I read “Wolfram Alpha and the Future of Search.” When I first looked at Wolfram Alpha, I did not consider the system a search engine. Google has a similar function. The idea is that an appropriate query will generate an answer. In my first queries with Wolfram Alpha, the math questions worked well. The more generalized query elicited some head scratching from the Wolfram Alpha system.

wolfram

The write up summarizes some remarks made by Stephen Wolfram, a well know wizard and software genius, whose Mathematica finds use in many PhD study areas, research labs in Silicon Valley, and puzzle solvers who find Mathematica just what the doctor ordered to avoid a silly addition error.

The write up contained two points which I found interesting.

First, Dr.
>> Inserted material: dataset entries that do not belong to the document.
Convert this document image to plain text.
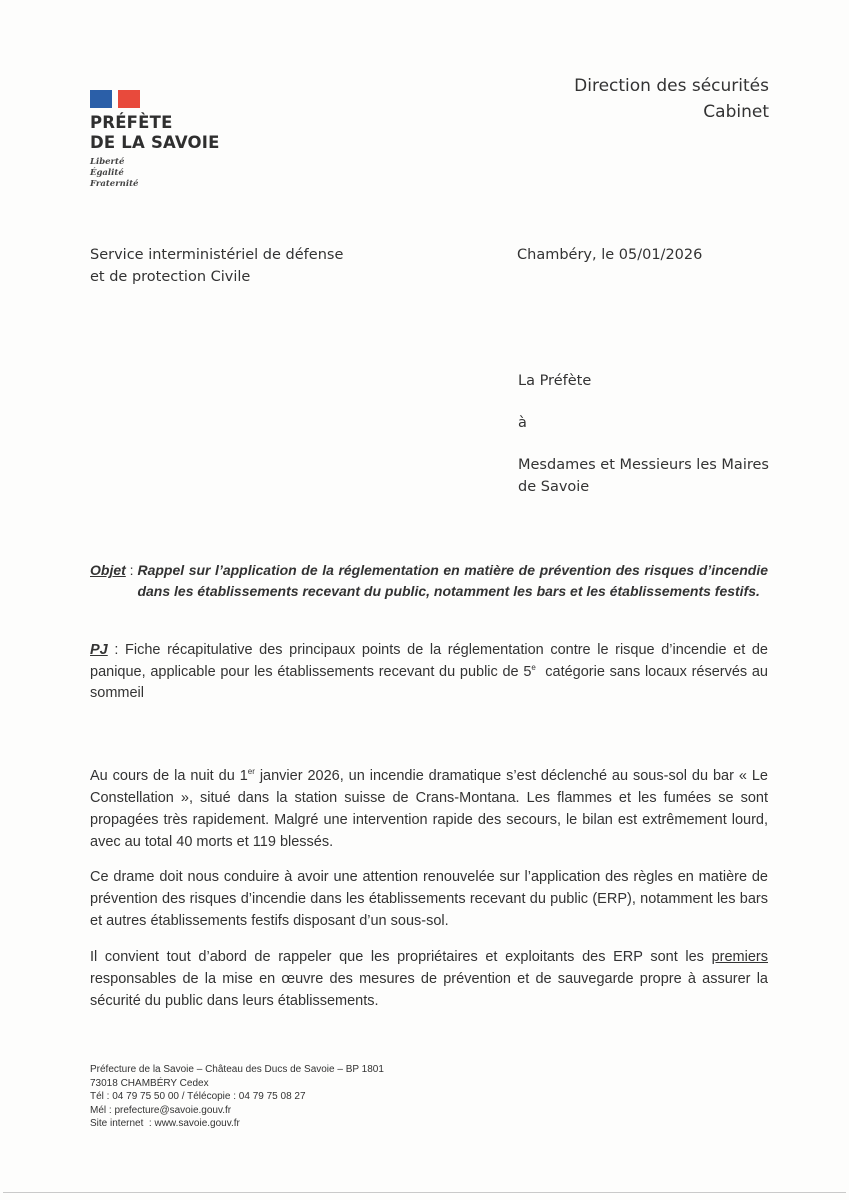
PRÉFÈTE
DE LA SAVOIE
Liberté
Égalité
Fraternité
Direction des sécurités
Cabinet
Service interministériel de défense
et de protection Civile
Chambéry, le 05/01/2026

La Préfète

à

Mesdames et Messieurs les Maires

de Savoie

Objet : Rappel sur l’application de la réglementation en matière de prévention des risques d’incendie dans les établissements recevant du public, notamment les bars et les établissements festifs.
PJ : Fiche récapitulative des principaux points de la réglementation contre le risque d’incendie et de panique, applicable pour les établissements recevant du public de 5e  catégorie sans locaux réservés au sommeil

Au cours de la nuit du 1er janvier 2026, un incendie dramatique s’est déclenché au sous-sol du bar « Le Constellation », situé dans la station suisse de Crans-Montana. Les flammes et les fumées se sont propagées très rapidement. Malgré une intervention rapide des secours, le bilan est extrêmement lourd, avec au total 40 morts et 119 blessés.

Ce drame doit nous conduire à avoir une attention renouvelée sur l’application des règles en matière de prévention des risques d’incendie dans les établissements recevant du public (ERP), notamment les bars et autres établissements festifs disposant d’un sous-sol.

Il convient tout d’abord de rappeler que les propriétaires et exploitants des ERP sont les premiers responsables de la mise en œuvre des mesures de prévention et de sauvegarde propre à assurer la sécurité du public dans leurs établissements.

Préfecture de la Savoie – Château des Ducs de Savoie – BP 1801
73018 CHAMBÉRY Cedex
Tél : 04 79 75 50 00 / Télécopie : 04 79 75 08 27
Mél : prefecture@savoie.gouv.fr
Site internet  : www.savoie.gouv.fr
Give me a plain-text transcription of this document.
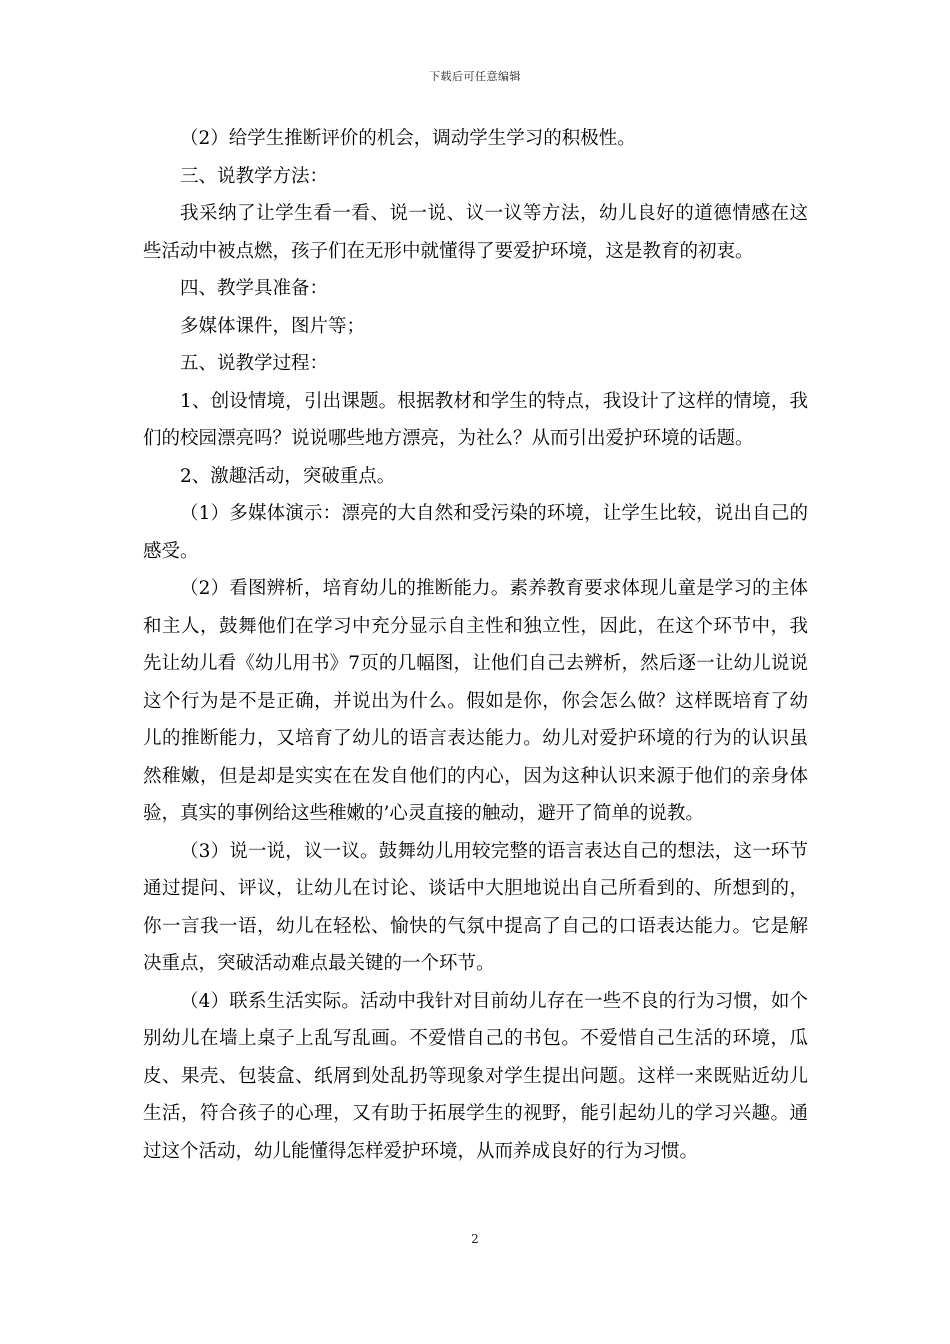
下载后可任意编辑

（2）给学生推断评价的机会，调动学生学习的积极性。

三、说教学方法：

我采纳了让学生看一看、说一说、议一议等方法，幼儿良好的道德情感在这些活动中被点燃，孩子们在无形中就懂得了要爱护环境，这是教育的初衷。

四、教学具准备：

多媒体课件，图片等；

五、说教学过程：

1、创设情境，引出课题。根据教材和学生的特点，我设计了这样的情境，我们的校园漂亮吗？说说哪些地方漂亮，为社么？从而引出爱护环境的话题。

2、激趣活动，突破重点。

（1）多媒体演示：漂亮的大自然和受污染的环境，让学生比较，说出自己的感受。

（2）看图辨析，培育幼儿的推断能力。素养教育要求体现儿童是学习的主体和主人，鼓舞他们在学习中充分显示自主性和独立性，因此，在这个环节中，我先让幼儿看《幼儿用书》7页的几幅图，让他们自己去辨析，然后逐一让幼儿说说这个行为是不是正确，并说出为什么。假如是你，你会怎么做？这样既培育了幼儿的推断能力，又培育了幼儿的语言表达能力。幼儿对爱护环境的行为的认识虽然稚嫩，但是却是实实在在发自他们的内心，因为这种认识来源于他们的亲身体验，真实的事例给这些稚嫩的’心灵直接的触动，避开了简单的说教。

（3）说一说，议一议。鼓舞幼儿用较完整的语言表达自己的想法，这一环节通过提问、评议，让幼儿在讨论、谈话中大胆地说出自己所看到的、所想到的，你一言我一语，幼儿在轻松、愉快的气氛中提高了自己的口语表达能力。它是解决重点，突破活动难点最关键的一个环节。

（4）联系生活实际。活动中我针对目前幼儿存在一些不良的行为习惯，如个别幼儿在墙上桌子上乱写乱画。不爱惜自己的书包。不爱惜自己生活的环境，瓜皮、果壳、包装盒、纸屑到处乱扔等现象对学生提出问题。这样一来既贴近幼儿生活，符合孩子的心理，又有助于拓展学生的视野，能引起幼儿的学习兴趣。通过这个活动，幼儿能懂得怎样爱护环境，从而养成良好的行为习惯。

2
Wolfram allegedly said something along the lines:

Traditional search engines help us find documents in that mountain of words. But they do very little to distill those words into knowledge, or to answer our questions. The challenge in the coming years, Wolfram said, was to make more of these files and documents computable. That would enable systems like Wolfram/Alpha to digest them, and to use them to produce answers and analysis.
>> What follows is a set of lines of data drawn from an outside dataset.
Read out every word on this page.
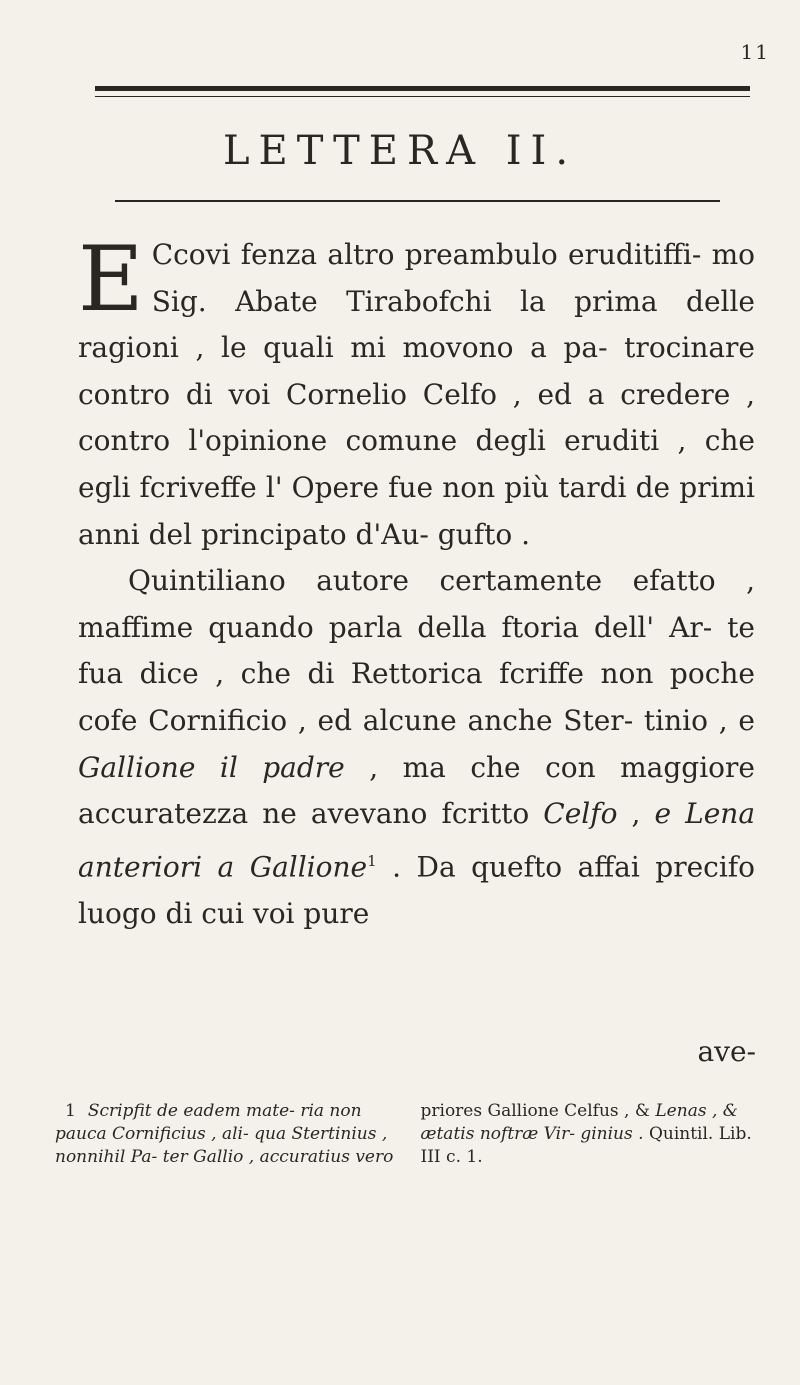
11
LETTERA II.

E Ccovi fenza altro preambulo eruditiffi- mo Sig. Abate Tirabofchi la prima delle ragioni , le quali mi movono a pa- trocinare contro di voi Cornelio Celfo , ed a credere , contro l'opinione comune degli eruditi , che egli fcriveffe l' Opere fue non più tardi de primi anni del principato d'Au- gufto .

Quintiliano autore certamente efatto , maffime quando parla della ftoria dell' Ar- te fua dice , che di Rettorica fcriffe non poche cofe Cornificio , ed alcune anche Ster- tinio , e Gallione il padre , ma che con maggiore accuratezza ne avevano fcritto Celfo , e Lena anteriori a Gallione$^1$ . Da quefto affai precifo luogo di cui voi pure

ave-

1 Scripfit de eadem mate- ria non pauca Cornificius , ali- qua Stertinius , nonnihil Pa- ter Gallio , accuratius vero

priores Gallione Celfus , & Lenas , & ætatis noftræ Vir- ginius . Quintil. Lib. III c. 1.
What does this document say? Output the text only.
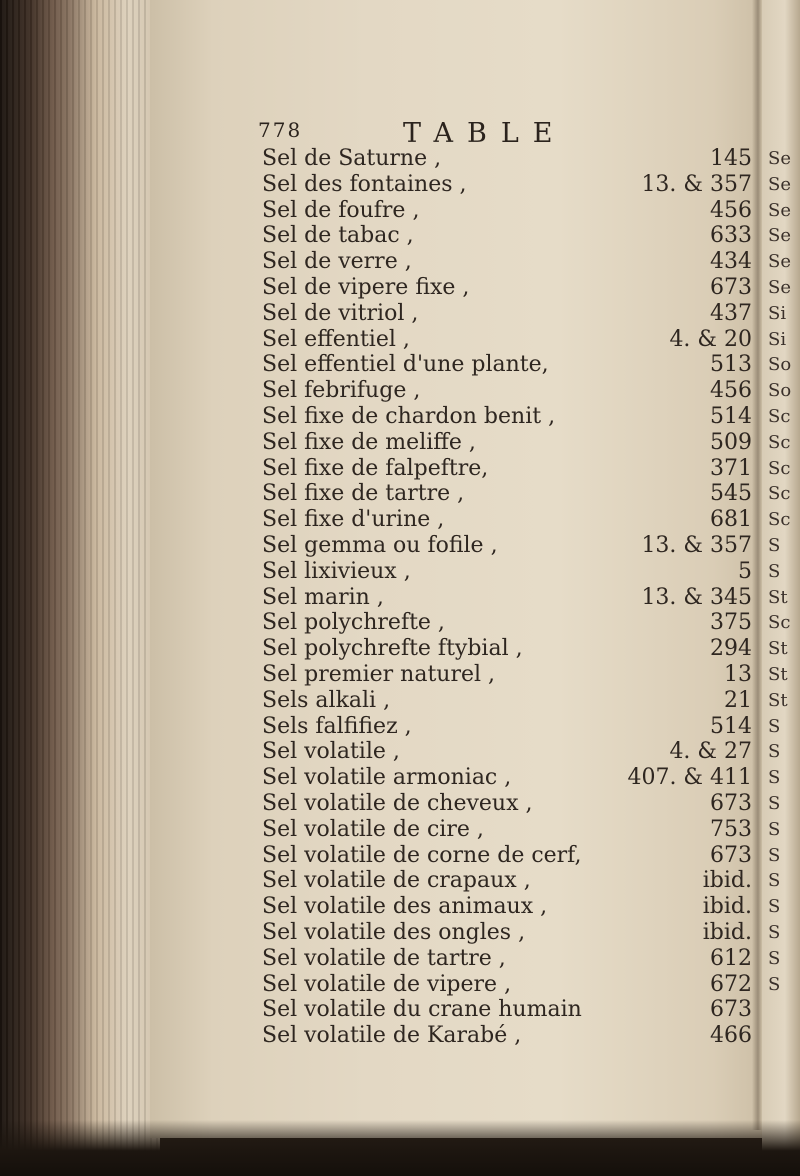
Se
Se
Se
Se
Se
Se
Si
Si
So
So
Sc
Sc
Sc
Sc
Sc
S
S
St
Sc
St
St
St
S
S
S
S
S
S
S
S
S
S
S
778	TABLE
Sel de Saturne ,	145
Sel des fontaines ,	13. & 357
Sel de foufre ,	456
Sel de tabac ,	633
Sel de verre ,	434
Sel de vipere fixe ,	673
Sel de vitriol ,	437
Sel effentiel ,	4. & 20
Sel effentiel d'une plante,	513
Sel febrifuge ,	456
Sel fixe de chardon benit ,	514
Sel fixe de meliffe ,	509
Sel fixe de falpeftre,	371
Sel fixe de tartre ,	545
Sel fixe d'urine ,	681
Sel gemma ou fofile ,	13. & 357
Sel lixivieux ,	5
Sel marin ,	13. & 345
Sel polychrefte ,	375
Sel polychrefte ftybial ,	294
Sel premier naturel ,	13
Sels alkali ,	21
Sels falfifiez ,	514
Sel volatile ,	4. & 27
Sel volatile armoniac ,	407. & 411
Sel volatile de cheveux ,	673
Sel volatile de cire ,	753
Sel volatile de corne de cerf,	673
Sel volatile de crapaux ,	ibid.
Sel volatile des animaux ,	ibid.
Sel volatile des ongles ,	ibid.
Sel volatile de tartre ,	612
Sel volatile de vipere ,	672
Sel volatile du crane humain	673
Sel volatile de Karabé ,	466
Dr. Wolfram is right in the flow of the data fusion trend. The question I would raise is, “What happens when those generating the outputs fiddle the game?” I don’t think “trust”, “reputation,” or “honor” will satisfy my need for some substantive reassurance. The nifty interfaces and the point-and-click access to “the answer” may be a mixed blessing.

Second, Dr. Wolfram alleged said something along these lines:

But the way Wolfram sees it, more of us will produce information in a style (or on templates) that will make it computable, and machines like his will eventually be able to answer all sorts of questions. In a sense, an early stage of this pre-processing is already happening: An entire industry is formatting Web pages to make them more searchable.

Bingo. Data fusion. The question I would raise is, “What happens when one of the nifty acquisition and transformation systems cannot process certain content?” In my experience, the scale of operation at even Twitter content centric start ups is a significant amount of data. Presenting information as complete that may quite incomplete seems to be a sticky wicket to me.

Is this bulk content processing and machine answering the future? Google, Recorded Future, and DataSift are rushing toward that end zone. Trends are fascinating, and in this case, data fusion tells us more about the market’s need for an easy-as-pie way to get actionable information than about the validity of the methods and the appropriateness of the outputs.